Das SG hat weiter zutreffend ausgeführt, dass die vorliegende Hörstörung und die internistischen Gesundheitsbeeinträchtigungen eine zeitliche Minderung des Leistungsvermögens auch in Übereinstimmung mit den Ärzten des durchgeführten Heilverfahrens im November 2013 nicht begründen, nachdem die Verständigung mit dem Kläger auch bei der Untersuchung durch Dr. H. problemlos möglich gewesen ist. Auch die Internisten Dr. G. und Dr. H. haben keine Befunde mitgeteilt, die Zweifel daran aufkommen ließen, dass der Kläger sechs Stunden und länger täglich leichte Arbeiten des allgemeinen Arbeitsmarktes verrichten kann.

Nachdem das SG bereits den Sachverhalt umfassend ermittelt hat und Anhaltspunkte für eine weitergehende Verschlechterung des Gesundheitszustandes weder vorgetragen sind noch sich aus sonstigen Gründen ergeben, sind weitere Ermittlungen durch den Senat nicht erforderlich.

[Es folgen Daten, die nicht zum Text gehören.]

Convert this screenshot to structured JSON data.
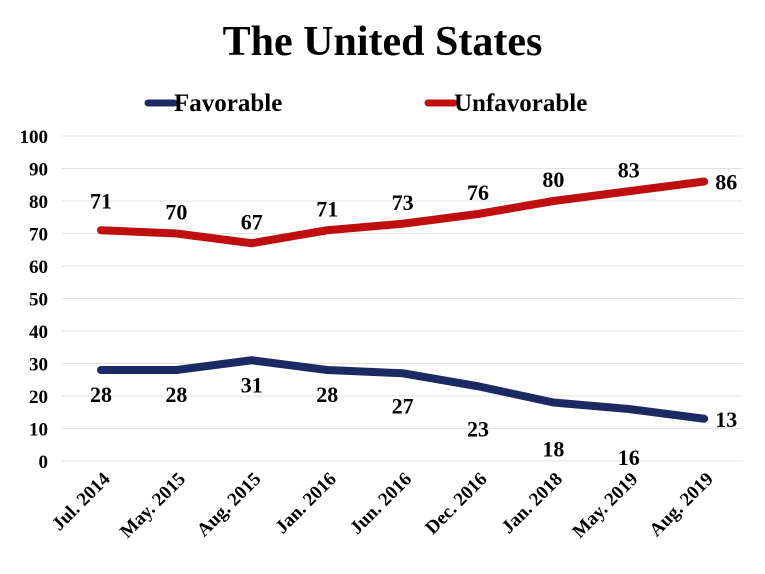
{
  "chart_data": {
    "type": "line",
    "title": "The United States",
    "categories": [
      "Jul. 2014",
      "May. 2015",
      "Aug. 2015",
      "Jan. 2016",
      "Jun. 2016",
      "Dec. 2016",
      "Jan. 2018",
      "May. 2019",
      "Aug. 2019"
    ],
    "series": [
      {
        "name": "Favorable",
        "color": "#1b2a63",
        "values": [
          28,
          28,
          31,
          28,
          27,
          23,
          18,
          16,
          13
        ],
        "label_position": "below"
      },
      {
        "name": "Unfavorable",
        "color": "#c00d0d",
        "values": [
          71,
          70,
          67,
          71,
          73,
          76,
          80,
          83,
          86
        ],
        "label_position": "above"
      }
    ],
    "ylim": [
      0,
      100
    ],
    "yticks": [
      0,
      10,
      20,
      30,
      40,
      50,
      60,
      70,
      80,
      90,
      100
    ],
    "grid": true,
    "legend": "top-center",
    "xlabel": "",
    "ylabel": ""
  }
}
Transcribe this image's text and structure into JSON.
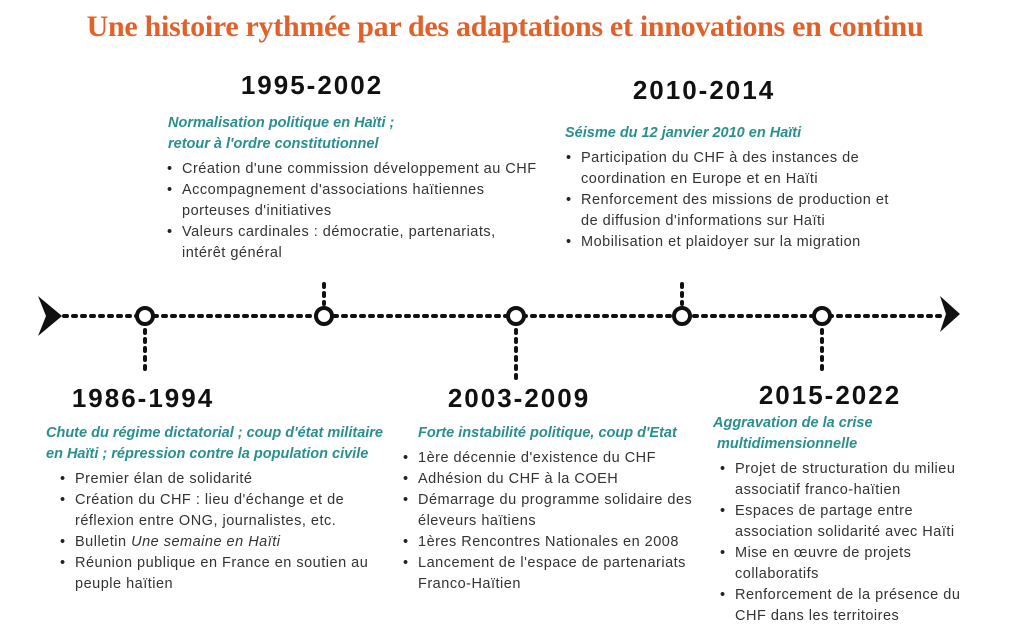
{
  "title": "Une histoire rythmée par des adaptations et innovations en continu",
  "periods": [
    {
      "years": "1995-2002",
      "subtitle_lines": [
        "Normalisation politique en Haïti ;",
        "retour à l'ordre constitutionnel"
      ],
      "items": [
        "Création d'une commission développement au CHF",
        "Accompagnement d'associations haïtiennes porteuses d'initiatives",
        "Valeurs cardinales : démocratie, partenariats, intérêt général"
      ]
    },
    {
      "years": "2010-2014",
      "subtitle_lines": [
        "Séisme du 12 janvier 2010 en Haïti"
      ],
      "items": [
        "Participation du CHF à des instances de coordination en Europe et en Haïti",
        "Renforcement des missions de production et de diffusion d'informations sur Haïti",
        "Mobilisation et plaidoyer sur la migration"
      ]
    },
    {
      "years": "1986-1994",
      "subtitle_lines": [
        "Chute du régime dictatorial ; coup d'état militaire",
        "en Haïti ; répression contre la population civile"
      ],
      "items": [
        "Premier élan de solidarité",
        "Création du CHF : lieu d'échange et de réflexion entre ONG, journalistes, etc.",
        {
          "prefix": "Bulletin",
          "title": "Une semaine en Haïti"
        },
        "Réunion publique en France en soutien au peuple haïtien"
      ]
    },
    {
      "years": "2003-2009",
      "subtitle_lines": [
        "Forte instabilité politique, coup d'Etat"
      ],
      "items": [
        "1ère décennie d'existence du CHF",
        "Adhésion du CHF à la COEH",
        "Démarrage du programme solidaire des éleveurs haïtiens",
        "1ères Rencontres Nationales en 2008",
        "Lancement de l'espace de partenariats Franco-Haïtien"
      ]
    },
    {
      "years": "2015-2022",
      "subtitle_lines": [
        "Aggravation de la crise",
        "multidimensionnelle"
      ],
      "items": [
        "Projet de structuration du milieu associatif franco-haïtien",
        "Espaces de partage entre association solidarité avec Haïti",
        "Mise en œuvre de projets collaboratifs",
        "Renforcement de la présence du CHF dans les territoires"
      ]
    }
  ]
}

Da der Kläger somit keinen Anspruch auf Rente wegen Erwerbsminderung hat, weist der Senat die Berufung zurück.

Die Kostenentscheidung beruht auf § 193 SGG. Im Rahmen des dem Senat nach § 193 SGG eingeräumten Ermessens war für den Senat maßgeblich, dass der Kläger mit der Rechtsverfolgung ohne Erfolg geblieben ist und die Beklagte keinen Anlass zur Klageerhebung gegeben hat. Der Senat hält es auch im Falle einer Zurückweisung des Rechtsmittels für erforderlich, nicht nur über die Kosten des Rechtsmittelverfahrens zu entscheiden, sondern auch über die Kosten der vorausgehenden Instanz (so Lüdtke, Kommentar zum SGG, 4. Aufl., § 197a SGG Rdnr. 3; erkennender Senat, Urteil vom 19. November 2013, L 13 R 1662/12, veröffentlicht in Juris; a.A. Meyer-Ladewig/Keller/Leitherer, Kommentar zum SGG, 11. Auflage, § 193 SGG Rdnr. 2a; Hintz/Lowe, Kommentar zum SGG, § 193 SGG Rdnr. 11; Jansen, Kommentar zum SGG, 4. Auflage, § 193 SGG Rdnr. 4).

Der Antrag auf Bewilligung von Prozesskostenhilfe für das Berufungsverfahren war abzulehnen, weil der Kläger die ihm übersandte Erklärung über die persönlichen und wirtschaftlichen Verhältnisse nicht innerhalb der vom Senat bis zum 22. Mai 2015 gesetzten Frist vorgelegt hat (§ 73a SGG i. V. m. § 118 Abs. 2 S. 4 Zivilprozessordnung (ZPO). Hierauf ist der Kläger schriftlich hingewiesen worden. Im Übrigen hat die gemäß § 73a SGG in Verbindung mit § 114 Abs. 1 ZPO erforderliche hinreichende Erfolgsaussicht der Berufung zu keinem Zeitpunkt vorgelegen.

Die Voraussetzungen für eine Zulassung der Revision liegen nicht vor.